Pitts’ recent column keeps ' hype alive’
Leonard Pitts Jr’s “A future class in session with whitewashed history,” June 20, is one of the worst columns he - and perhaps anyone - has ever written. And that’s saying a lot given, as Pitts might say, the hog-trough of slop he’s slung over the years.
His juvenile attempt at creating a future classroom of black history can be summed in a word: claptrap. By comparison, it makes Jussie Smollett’s defective yarn of abduction seem Pulitzer worthy. And, sadly, the lessons Pitts continually pontificates are as destructive as the mock one this column presents. Pitts’ columns forsake Rev. Jesse Jackson’s long-ago, uplifting mantra of “keep hope alive” and replace it with “keep hype alive.” He’s worried about a whitewashed history, but, in reality, the world of race relations would be better if his column were to become history.
GREGORY MARSHALL, MARIETTA
Reader: Voting laws meant to erect barriers
I roll my eyes when I see letters to the editor saying how “voters should have ID’s to vote” as a reason for the recent voter suppression laws.

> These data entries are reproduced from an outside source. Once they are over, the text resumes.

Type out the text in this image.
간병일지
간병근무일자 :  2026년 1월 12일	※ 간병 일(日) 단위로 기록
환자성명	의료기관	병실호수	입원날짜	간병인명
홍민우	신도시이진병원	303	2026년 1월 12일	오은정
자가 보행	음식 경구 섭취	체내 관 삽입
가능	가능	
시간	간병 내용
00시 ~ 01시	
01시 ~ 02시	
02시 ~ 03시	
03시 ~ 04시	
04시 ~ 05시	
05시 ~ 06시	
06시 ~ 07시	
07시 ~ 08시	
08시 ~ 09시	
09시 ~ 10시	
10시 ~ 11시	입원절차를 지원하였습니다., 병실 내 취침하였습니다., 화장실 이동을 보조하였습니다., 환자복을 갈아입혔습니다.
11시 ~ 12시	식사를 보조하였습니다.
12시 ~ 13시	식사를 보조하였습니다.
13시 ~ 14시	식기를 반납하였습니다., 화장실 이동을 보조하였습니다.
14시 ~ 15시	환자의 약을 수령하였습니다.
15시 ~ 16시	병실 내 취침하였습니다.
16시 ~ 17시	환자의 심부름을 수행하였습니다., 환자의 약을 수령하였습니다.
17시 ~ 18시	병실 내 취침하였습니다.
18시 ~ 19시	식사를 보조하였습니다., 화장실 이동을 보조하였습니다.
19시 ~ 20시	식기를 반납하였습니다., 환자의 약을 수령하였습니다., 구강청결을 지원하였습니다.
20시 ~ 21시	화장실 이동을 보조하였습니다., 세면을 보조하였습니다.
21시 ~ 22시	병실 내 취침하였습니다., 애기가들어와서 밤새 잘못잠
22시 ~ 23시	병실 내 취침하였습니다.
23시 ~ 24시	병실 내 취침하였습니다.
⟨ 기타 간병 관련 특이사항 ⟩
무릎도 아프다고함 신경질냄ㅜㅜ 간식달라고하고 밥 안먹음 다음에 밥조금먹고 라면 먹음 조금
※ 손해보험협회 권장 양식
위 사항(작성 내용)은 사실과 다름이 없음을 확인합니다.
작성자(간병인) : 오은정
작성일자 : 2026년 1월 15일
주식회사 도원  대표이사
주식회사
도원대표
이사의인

Of course they should have ID’s. They always have. The “election security” laws that were recently passed are not only about ID’s for voters though. They’re about putting up obstacles and making it more difficult to vote for people who have always been considered less than. Voting is a Constitutional right and nothing should be able to hinder a voter from casting their vote. Voting should never be made more difficult for one group of people over another.
Why should it be easier for the privileged to vote than for the not privileged? There is only one reason for this and everyone knows it. It’s so that people more likely to vote for a Democrat because of the bigotry, discrimination and racism that has been aimed at them for centuries will have a more difficult time voting. It’s disingenuous to say otherwise.